The Pwn2Own Exploit That Never Was: A Format String Flaw in Synology IP Cameras Allowed Remote Code Execution
In the autumn of 2024, the InfoSect bug hunting team prepared a remote code execution attack targeting the Synology TC500 IP camera for entry in the Pwn2Own Ireland competition. The exploitation hinged on a flaw in the implementation of string formatting, which allowed the bypass of ASLR and granted complete control over the device. Although Synology managed to patch the vulnerability at the last moment, the exploit’s development served as a compelling demonstration of the offensive potential that remains even under modern defensive mechanisms.
The research began with firmware analysis, made accessible through public downloads. Using emulation, the team examined the device’s internal services, including a civetweb-based web interface and an RTSP server. Attention quickly centered on the webd
process responsible for handling HTTP requests. Despite contemporary protections—PIE, RELRO, ASLR, and Stack Canary—a critical vulnerability was discovered in the process_new_connection
function.
Synology had implemented a debugging feature in webd
, wherein each thread logged the requested URI to a global table via the set_thread_name
function. The issue stemmed from how this URI was passed to mg_snprintf
and treated as a format string—without verifying whether it contained control characters. This introduced a classic format string vulnerability.

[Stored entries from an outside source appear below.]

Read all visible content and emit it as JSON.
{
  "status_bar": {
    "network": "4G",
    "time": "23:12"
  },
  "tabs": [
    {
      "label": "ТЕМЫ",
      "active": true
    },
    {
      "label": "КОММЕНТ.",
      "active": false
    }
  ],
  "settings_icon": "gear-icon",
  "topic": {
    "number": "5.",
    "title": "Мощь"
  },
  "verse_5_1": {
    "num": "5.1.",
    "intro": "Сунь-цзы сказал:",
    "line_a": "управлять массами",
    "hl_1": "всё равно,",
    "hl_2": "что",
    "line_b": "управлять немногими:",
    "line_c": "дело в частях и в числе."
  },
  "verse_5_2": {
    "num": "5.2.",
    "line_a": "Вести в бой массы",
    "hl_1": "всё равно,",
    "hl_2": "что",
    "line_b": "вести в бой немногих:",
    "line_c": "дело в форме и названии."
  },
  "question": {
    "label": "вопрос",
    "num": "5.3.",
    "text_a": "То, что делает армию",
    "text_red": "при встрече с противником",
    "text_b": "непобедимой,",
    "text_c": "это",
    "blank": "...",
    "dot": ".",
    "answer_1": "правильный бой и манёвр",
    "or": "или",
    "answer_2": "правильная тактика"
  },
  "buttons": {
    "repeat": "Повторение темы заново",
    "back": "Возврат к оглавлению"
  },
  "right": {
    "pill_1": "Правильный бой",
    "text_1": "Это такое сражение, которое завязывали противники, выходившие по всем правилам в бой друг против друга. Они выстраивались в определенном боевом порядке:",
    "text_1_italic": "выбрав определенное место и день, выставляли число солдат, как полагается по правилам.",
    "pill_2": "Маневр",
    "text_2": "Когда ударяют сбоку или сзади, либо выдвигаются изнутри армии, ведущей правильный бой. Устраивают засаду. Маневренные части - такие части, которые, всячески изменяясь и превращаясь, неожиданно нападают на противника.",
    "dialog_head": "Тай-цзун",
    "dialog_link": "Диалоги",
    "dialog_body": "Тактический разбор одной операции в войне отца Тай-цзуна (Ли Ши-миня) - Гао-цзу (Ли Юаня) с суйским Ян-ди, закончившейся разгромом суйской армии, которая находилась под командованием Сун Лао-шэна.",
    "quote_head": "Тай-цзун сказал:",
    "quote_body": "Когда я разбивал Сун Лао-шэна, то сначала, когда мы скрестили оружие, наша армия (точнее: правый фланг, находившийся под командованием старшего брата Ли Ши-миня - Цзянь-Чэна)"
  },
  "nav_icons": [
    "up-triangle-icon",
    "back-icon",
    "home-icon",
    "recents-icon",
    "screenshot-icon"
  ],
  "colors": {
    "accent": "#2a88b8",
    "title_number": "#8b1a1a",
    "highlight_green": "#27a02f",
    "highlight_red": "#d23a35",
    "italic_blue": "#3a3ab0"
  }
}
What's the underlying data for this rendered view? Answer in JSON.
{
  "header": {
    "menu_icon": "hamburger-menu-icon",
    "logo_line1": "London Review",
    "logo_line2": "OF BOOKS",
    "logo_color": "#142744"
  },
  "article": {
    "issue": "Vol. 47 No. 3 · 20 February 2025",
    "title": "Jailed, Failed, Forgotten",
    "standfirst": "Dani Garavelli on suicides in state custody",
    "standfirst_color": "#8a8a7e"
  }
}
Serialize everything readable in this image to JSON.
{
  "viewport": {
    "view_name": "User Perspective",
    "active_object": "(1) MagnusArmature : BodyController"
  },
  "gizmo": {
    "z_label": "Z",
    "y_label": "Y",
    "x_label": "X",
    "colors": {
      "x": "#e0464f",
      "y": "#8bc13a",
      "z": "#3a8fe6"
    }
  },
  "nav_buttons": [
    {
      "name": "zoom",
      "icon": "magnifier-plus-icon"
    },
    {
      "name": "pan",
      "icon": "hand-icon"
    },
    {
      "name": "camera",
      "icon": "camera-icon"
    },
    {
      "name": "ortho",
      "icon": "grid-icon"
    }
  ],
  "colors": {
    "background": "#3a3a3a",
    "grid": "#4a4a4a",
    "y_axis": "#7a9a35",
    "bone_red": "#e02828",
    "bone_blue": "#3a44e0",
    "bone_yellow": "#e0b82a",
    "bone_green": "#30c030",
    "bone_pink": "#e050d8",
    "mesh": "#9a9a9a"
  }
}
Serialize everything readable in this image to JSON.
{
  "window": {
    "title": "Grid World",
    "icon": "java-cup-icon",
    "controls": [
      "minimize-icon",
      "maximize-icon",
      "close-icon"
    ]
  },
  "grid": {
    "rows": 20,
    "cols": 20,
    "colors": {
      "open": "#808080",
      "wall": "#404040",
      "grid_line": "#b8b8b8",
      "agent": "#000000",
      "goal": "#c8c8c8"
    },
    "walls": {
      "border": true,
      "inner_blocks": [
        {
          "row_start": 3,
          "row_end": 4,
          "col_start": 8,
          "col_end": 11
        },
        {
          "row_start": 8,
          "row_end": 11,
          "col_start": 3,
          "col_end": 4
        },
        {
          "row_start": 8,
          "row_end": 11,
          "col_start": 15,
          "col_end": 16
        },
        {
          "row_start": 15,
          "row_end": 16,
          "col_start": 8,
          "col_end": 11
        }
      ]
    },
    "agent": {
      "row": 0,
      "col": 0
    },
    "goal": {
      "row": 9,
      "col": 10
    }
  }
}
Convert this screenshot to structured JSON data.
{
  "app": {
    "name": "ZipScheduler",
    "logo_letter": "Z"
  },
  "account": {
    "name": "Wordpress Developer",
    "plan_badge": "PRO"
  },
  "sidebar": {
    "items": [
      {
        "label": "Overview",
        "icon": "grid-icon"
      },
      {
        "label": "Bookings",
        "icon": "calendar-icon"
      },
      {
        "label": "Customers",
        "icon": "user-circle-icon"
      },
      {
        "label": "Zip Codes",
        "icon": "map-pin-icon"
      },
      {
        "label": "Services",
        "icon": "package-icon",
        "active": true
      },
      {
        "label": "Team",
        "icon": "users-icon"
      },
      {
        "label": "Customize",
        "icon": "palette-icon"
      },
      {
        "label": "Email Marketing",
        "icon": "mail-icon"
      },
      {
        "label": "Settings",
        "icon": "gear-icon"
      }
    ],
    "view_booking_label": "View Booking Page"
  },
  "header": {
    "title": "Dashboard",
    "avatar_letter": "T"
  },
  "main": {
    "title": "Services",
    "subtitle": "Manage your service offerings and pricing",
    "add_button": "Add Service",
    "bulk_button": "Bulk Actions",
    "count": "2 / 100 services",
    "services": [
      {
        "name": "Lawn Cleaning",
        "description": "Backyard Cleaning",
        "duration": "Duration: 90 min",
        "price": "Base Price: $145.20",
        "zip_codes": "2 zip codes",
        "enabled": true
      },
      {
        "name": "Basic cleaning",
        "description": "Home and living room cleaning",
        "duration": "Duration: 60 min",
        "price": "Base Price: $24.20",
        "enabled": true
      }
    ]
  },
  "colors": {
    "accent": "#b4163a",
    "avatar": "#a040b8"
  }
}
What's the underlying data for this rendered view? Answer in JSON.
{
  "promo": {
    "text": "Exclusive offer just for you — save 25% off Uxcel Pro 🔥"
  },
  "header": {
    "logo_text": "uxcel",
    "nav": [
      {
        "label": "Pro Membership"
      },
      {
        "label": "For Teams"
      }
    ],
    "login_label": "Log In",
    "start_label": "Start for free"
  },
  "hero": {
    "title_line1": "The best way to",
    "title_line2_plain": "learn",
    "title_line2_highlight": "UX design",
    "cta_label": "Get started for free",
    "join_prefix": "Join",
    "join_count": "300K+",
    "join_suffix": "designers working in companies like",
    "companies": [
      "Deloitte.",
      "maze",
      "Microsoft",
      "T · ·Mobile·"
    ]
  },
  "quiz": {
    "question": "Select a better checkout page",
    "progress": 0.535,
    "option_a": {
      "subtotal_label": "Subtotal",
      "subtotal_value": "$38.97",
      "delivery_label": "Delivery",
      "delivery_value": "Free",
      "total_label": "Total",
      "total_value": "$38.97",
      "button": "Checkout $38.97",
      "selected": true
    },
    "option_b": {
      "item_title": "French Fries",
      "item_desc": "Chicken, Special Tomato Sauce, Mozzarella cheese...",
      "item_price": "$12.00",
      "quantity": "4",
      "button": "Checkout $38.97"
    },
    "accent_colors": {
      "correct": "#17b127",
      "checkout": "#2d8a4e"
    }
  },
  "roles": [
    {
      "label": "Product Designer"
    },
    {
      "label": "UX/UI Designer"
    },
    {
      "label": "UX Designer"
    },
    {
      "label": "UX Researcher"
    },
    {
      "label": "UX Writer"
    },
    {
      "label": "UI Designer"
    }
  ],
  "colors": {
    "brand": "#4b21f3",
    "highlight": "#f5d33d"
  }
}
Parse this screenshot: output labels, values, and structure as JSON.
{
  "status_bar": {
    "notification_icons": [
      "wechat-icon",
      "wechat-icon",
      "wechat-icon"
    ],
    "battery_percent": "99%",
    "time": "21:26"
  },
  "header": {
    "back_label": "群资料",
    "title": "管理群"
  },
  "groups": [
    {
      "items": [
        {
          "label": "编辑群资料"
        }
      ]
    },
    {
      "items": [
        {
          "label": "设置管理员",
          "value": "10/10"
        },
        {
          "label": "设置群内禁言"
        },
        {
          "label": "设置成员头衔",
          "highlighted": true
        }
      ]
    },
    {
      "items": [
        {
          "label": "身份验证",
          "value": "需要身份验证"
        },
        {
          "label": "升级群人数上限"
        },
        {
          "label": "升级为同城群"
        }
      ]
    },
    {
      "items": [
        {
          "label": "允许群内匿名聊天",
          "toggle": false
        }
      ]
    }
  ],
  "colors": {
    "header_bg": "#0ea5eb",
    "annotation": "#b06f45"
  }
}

Though direct reading of the result was impossible, stack analysis revealed a pointer referencing the HTTP version string returned to the client. By crafting format specifiers such as %[len]c%[pos]$n
, the researchers achieved memory leakage, effectively circumventing ASLR. While the accessible memory range was constrained to 0x50000000–0x60000000, it sufficed to expose addresses within the executable module.
The next phase involved arbitrary memory writes. Leveraging stack pointers, the team constructed a chain: p1
pointed to p2
, which in turn pointed to p3
, located in a safe stack region. By carefully modifying the bytes of these pointers step-by-step, they redirected p3
to an arbitrary memory location and wrote data to the desired address.
This technique culminated in a rudimentary arbitrary write primitive operating at 8-bit granularity. It enabled the modification of memory contents and set the stage for an attack on the free()
function within the glibc library.
Armed with the earlier leakage and knowledge of the .got
address, the team calculated the location of __free_hook
and replaced it with system()
. To trigger a call to free()
with a controlled argument, they exploited the behavior of the GetSessionIdFromCookie
function, which frees memory allocated to a Cookie header. By supplying a payload such as telnetd -p 1337 -l /bin/sh -F
in the Cookie, the attacker ensured that free(cookie)
would invoke system("telnetd -p 1337 -l /bin/sh -F")
, thereby spawning a reverse shell.
Although the exploit was never demonstrated at Pwn2Own due to Synology’s last-minute firmware update, the methodology offered a vivid illustration of how a single format string vulnerability—combined with glibc internals—can grant an attacker full dominion over a device.